Hegel escreveu uma Vida de Jesus, que foi publicada só depois de sua morte. A visão aí apresentada sobre Jesus é típica do Iluminismo. 

Hegel, nos anos de estudo em Tubinga, criticava o que ele considerava ser o “formalismo” kantiano. Via na filosofia prática de Kant uma importância excessiva dada à lei em detrimento das motivações sensíveis e estéticas. Hegel queria instaurar uma “religião popular”, em que houvesse convergência entre experiência subjetiva e comunidade ética. Ele via o cristianismo de sua época como estéril, como uma religião meramente “positiva”, isto é, referendada pelas leis e tradições, objetivada em normas e dogmas, mas incapaz de calar dentro dos indivíduos e os mover para a liberdade. A liberdade, para Hegel, era algo entre a espontaneidade individual e a vida ética em comum. Livre é um povo cujos membros praticam espontaneamente - isto é, motivados por si mesmos, razão e sensibilidade unidas - o que convém a cada um e a todos em conjunto.

Depois de Tubinga, Hegel aproximou-se mais da forma kantiana de pensar a liberdade. Ele viu que Kant propugnava justamente que o indivíduo pudesse dar a si mesmo a lei moral, sem se submeter a algo de externo. Tal lei era a lei da razão prática, lei da liberdade, sintetizada no imperativo categórico — “age de tal forma que a máxima de tua ação possa valer como legislação universal”. O encontro entre os vários indivíduos que dão a si mesmos a lei da razão só poderia construir aquela convergência endereçada ao “Reino de Deus” sobre a terra, pois que, sendo racional, a lei de cada indivíduo é a mesma lei em todos os seres racionais. 
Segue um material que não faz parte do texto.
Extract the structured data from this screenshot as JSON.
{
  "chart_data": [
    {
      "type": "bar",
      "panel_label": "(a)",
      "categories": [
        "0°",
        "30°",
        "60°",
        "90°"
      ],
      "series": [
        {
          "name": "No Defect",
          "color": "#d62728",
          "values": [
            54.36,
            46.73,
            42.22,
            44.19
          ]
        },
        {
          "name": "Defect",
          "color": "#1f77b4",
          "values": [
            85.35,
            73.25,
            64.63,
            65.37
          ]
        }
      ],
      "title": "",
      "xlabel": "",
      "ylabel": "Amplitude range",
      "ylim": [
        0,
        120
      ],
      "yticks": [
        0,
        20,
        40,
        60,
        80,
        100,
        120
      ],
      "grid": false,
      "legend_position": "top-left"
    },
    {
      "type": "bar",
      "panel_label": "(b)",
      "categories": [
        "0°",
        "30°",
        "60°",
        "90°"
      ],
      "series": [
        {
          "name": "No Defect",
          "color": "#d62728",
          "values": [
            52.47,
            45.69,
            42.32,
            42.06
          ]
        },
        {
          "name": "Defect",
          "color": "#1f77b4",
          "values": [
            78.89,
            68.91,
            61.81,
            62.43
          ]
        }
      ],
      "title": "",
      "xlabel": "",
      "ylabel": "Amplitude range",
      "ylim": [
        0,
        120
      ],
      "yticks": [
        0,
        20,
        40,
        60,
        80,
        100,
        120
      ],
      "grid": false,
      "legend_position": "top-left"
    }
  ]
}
Jesus, segundo Hegel, queria libertar os judeus do peso da religião positiva. O judaísmo se tinha tornado um culto à lei positiva, um fardo insuportável. Jesus pregava, ao invés, a religião da lei moral racional, interior, que cada um deve descobrir em si e dar a si mesmo, a lei da liberdade - na verdade, um kantismo “avant la lettre”. Sócrates, na Grécia, tinha propósitos similares. 

Entretanto, para sacudir o status quo e libertar os judeus do apego à lei positiva, Jesus teve de reclamar autoridade para si. Esse teria sido o início da caída do cristianismo nas malhas da religião positiva que Jesus queria combater. Os discípulos apegaram-se à autoridade de Jesus, em vez de reconhecer a liberdade que ele pregava. Sócrates, à diferença de Jesus, apelava somente à razão, e seus discípulos não o cultuaram, mas aprenderam com ele a ouvir só a razão que lhes falava no interior.

Essa interpretação dada ao papel de Jesus na história da humanidade ainda tem influenciado o pensamento de muitos. Ela apresenta um Jesus contrário à religião instituída. As pesquisas históricas mais recentes, porém, convergem em dizer que Jesus era um “Jesus halákico”, isto é, plenamente inserido na religião de seu tempo como um mestre de interpretação da lei mosaica.